¿Erotismo y pornografía son dos categorías distintas? Instintivamente responderíamos que sí. Lo erótico hace parte del amor, del romanticismo y de la sensualidad; la pornografía en cambio está más cerca de lo obvio, lo obsceno y lo sórdido. Mientras el erotismo es de buen gusto, el porno es vulgar y ordinario. El cine al parecer no hace más que prolongar esta distinción. En las cintas eróticas el sexo no es el elemento central, no hay exhibición sin justificación. La insinuación y la provocación sexual no constituyen el núcleo central de la trama sino su complemento, incluso le añaden complejidad emocional a la cinta. La otra cara de la moneda –la cara sucia–, el cine porno, se decanta por la simpleza. No hay dirección artística, no hay intensión estética. Tampoco hay argumento. Sólo alaridos destemplados y dos o tres saludos ocasionales. Su mayor deleite consiste en mostrar genitales a diestra y siniestra sin excusas.
Lo interesante del asunto es que no siempre hubo tal disyuntiva en el cine. Hoy es claro que la pornografía es la prima fea del erotismo, pero no siempre fue así.
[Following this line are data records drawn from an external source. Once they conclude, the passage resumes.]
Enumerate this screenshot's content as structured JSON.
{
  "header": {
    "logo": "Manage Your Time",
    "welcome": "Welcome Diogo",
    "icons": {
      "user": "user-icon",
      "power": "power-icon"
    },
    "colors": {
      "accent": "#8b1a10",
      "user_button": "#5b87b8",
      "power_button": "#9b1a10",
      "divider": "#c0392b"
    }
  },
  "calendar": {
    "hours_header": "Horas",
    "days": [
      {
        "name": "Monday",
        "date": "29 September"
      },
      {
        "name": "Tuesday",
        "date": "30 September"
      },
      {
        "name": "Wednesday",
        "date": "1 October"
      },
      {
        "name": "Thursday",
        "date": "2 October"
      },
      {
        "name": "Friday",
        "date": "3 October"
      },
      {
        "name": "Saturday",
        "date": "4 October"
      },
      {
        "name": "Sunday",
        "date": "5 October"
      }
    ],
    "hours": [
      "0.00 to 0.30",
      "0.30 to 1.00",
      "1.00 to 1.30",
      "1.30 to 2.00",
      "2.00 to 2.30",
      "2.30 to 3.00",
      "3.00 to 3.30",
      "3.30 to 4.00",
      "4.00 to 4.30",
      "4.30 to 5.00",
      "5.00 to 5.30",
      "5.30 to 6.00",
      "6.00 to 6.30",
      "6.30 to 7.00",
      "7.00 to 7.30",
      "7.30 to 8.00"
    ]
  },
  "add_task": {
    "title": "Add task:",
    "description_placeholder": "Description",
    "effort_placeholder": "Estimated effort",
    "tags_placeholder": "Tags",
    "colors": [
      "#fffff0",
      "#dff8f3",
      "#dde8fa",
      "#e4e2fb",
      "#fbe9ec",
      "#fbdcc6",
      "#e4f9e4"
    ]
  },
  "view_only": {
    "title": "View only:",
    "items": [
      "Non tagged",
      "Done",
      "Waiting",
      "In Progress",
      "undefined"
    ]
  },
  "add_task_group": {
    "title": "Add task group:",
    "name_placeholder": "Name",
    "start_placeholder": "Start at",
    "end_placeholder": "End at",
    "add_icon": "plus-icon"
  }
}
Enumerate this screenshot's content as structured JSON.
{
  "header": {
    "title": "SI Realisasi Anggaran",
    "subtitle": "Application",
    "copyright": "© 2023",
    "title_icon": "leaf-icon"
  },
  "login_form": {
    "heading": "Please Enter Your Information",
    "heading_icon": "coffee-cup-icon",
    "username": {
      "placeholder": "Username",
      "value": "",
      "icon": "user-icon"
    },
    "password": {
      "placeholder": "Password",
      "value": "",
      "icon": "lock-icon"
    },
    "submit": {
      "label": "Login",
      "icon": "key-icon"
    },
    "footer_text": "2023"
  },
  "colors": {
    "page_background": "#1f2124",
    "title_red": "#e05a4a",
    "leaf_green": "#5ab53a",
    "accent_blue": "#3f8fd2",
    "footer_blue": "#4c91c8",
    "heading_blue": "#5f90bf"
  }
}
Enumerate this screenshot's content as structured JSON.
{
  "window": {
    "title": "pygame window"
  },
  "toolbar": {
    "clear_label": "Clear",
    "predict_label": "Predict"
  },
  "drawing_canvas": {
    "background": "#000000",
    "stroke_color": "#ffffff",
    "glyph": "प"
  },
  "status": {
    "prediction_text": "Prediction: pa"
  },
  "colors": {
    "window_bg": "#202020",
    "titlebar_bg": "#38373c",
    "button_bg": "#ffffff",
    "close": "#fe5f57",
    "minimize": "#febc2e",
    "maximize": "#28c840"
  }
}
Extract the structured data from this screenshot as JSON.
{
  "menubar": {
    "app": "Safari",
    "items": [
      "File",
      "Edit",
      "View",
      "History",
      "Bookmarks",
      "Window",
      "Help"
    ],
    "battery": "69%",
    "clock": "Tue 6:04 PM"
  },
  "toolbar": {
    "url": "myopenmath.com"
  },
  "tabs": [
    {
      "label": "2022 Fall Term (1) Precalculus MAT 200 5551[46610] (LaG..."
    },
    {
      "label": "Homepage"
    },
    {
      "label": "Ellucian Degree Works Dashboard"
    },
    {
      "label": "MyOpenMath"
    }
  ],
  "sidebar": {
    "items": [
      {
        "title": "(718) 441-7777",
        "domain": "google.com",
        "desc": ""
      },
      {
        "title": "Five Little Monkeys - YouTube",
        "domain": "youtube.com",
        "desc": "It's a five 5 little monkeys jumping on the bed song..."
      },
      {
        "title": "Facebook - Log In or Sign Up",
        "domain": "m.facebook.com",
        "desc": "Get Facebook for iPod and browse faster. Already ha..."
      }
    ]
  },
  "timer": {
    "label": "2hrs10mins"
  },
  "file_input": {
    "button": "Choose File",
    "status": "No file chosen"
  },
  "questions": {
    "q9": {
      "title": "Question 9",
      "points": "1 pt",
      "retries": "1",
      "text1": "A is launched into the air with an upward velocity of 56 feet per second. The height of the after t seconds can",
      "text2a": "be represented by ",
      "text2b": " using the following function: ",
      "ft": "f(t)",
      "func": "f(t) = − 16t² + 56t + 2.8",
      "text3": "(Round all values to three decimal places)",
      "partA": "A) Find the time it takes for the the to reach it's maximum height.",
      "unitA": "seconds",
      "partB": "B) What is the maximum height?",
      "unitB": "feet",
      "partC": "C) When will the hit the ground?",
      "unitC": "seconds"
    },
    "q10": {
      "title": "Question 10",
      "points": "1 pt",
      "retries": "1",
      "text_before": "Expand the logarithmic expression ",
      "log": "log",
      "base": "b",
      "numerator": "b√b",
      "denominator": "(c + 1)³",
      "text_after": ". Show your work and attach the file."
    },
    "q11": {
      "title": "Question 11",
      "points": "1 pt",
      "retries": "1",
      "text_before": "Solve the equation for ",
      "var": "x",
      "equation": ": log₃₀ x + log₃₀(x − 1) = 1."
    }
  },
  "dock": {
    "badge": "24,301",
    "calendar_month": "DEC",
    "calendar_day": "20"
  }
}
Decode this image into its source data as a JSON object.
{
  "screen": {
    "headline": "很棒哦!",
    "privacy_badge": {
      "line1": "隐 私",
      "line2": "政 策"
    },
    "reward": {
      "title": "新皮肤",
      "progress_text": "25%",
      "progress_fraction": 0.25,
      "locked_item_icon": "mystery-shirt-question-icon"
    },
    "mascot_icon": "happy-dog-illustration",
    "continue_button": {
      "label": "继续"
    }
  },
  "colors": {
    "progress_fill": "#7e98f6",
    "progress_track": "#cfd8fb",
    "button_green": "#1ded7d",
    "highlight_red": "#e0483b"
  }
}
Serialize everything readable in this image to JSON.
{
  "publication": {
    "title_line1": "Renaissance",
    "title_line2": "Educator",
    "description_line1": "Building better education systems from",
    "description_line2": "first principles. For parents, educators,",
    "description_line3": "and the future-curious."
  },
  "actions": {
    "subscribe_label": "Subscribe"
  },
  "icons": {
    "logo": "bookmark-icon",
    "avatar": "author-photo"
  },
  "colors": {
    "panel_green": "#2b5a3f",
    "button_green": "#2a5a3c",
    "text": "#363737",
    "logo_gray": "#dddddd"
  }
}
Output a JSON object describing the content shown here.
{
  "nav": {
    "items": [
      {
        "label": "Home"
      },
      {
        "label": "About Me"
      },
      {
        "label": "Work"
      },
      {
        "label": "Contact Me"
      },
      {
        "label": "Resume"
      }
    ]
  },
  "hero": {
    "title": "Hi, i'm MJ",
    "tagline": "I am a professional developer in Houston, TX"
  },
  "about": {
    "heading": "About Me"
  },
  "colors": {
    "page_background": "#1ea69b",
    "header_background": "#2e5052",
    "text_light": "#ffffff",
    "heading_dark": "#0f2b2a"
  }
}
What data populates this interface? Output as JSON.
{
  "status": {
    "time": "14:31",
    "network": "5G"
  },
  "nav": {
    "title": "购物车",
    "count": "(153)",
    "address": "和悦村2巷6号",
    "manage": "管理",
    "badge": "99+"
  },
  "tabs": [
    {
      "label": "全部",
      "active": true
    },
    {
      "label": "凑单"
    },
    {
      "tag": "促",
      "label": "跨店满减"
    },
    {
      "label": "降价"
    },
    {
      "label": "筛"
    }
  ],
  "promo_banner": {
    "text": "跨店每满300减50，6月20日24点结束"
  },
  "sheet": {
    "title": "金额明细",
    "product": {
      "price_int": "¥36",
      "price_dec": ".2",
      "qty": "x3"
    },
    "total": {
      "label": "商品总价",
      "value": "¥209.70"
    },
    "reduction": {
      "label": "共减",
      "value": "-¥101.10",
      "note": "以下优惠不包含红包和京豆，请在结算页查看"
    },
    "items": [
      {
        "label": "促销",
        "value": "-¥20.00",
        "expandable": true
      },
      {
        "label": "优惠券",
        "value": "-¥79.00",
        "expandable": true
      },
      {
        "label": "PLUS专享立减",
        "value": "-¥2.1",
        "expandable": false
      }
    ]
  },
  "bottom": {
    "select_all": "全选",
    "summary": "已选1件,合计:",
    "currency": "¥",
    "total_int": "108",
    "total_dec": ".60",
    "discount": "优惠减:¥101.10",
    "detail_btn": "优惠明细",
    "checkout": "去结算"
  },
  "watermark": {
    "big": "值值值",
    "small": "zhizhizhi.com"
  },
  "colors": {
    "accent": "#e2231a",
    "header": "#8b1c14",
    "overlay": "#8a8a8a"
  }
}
A comienzos de los años 70 el cine porno gozó de cierto prestigio en Estados Unidos, y a medio camino entre el porno y el erotismo surgió una especie de tercera alternativa: el porno chic. Se trató de una tendencia que puso sobre la mesa la posibilidad de que la realización explícita del acto sexual –y no su simple simulación– se integrara al cine narrativo con el fin de explorar nuevas posibilidades visuales y artísticas. El afán lucrativo propio del porno tradicional sería reemplazado por una visión más estética y retadora que requeriría, por parte de actores y realizadores, la valentía de recrear e incluir en sus cintas escenas de sexo real frente las cámaras, y por parte del público, la madurez para aceptar que estas secuencias no contradecían las aspiraciones artísticas de una película. En palabras de Linda Williams: “La pornografía como tal desaparecería, las estrellas porno cruzarían hacia el manistream y actores respetados considerarían el acto sexual como parte del desafío de su oficio”.
La mala noticia es que el porno chic nunca se materializó plenamente. La negativa fue doble: el cine comercial jamás pudo interiorizar los cánones del cine porno y la industria pornográfica no se tomó en serio la tarea de mostrar el sexo como una actividad emocionalmente compleja. Los únicos títulos que lograron trascender fueron El último tango en París (B. Bertolucci, 1972), Saló o los 120 días de Sodoma (P.P. Pasolini, 1975) y El imperio de los sentidos (N. Oshima, 1976). Fue Oshima quien más se acercó al objetivo: en El imperio de los sentidos la penetración heterosexual se inserta en una narrativa seria, por lo que la cinta se encuentra justo en el límite entre el erotismo y la pornografía. Bien por Oshima.
El porno chic, a pesar de su falta de éxito, tuvo una consecuencia inesperada: replanteó la línea divisoria entre el erotismo y el porno en una sociedad que hasta ese momento había separado estrictamente lo artístico de lo pornográfico. En otras palabras, hizo lucir algo hipócrita y pasada de moda la idea de que la excitación por parte del público contradice al arte. Por primera vez la audiencia y la crítica empezaron a preguntarse si una cinta podía calificarse como “objetivamente pornográfica”, o si se trataba de una clasificación subjetiva enteramente dependiente del moralismo del espectador. Y todavía nos estamos preguntando eso. Todavía queremos saber si existe un criterio preciso para calificar una cinta como pornográfica o como erótica . Para Nancy Prada Prada el asunto es más sencillo: “Cuando nuestros ojos están cargados de los preceptos moralistas, de “las grandes virtudes del hombre casto”, vemos pornografía en todas partes, pero cuando nuestra mirada está un poco más relajada, el límite se vuelve difuso”.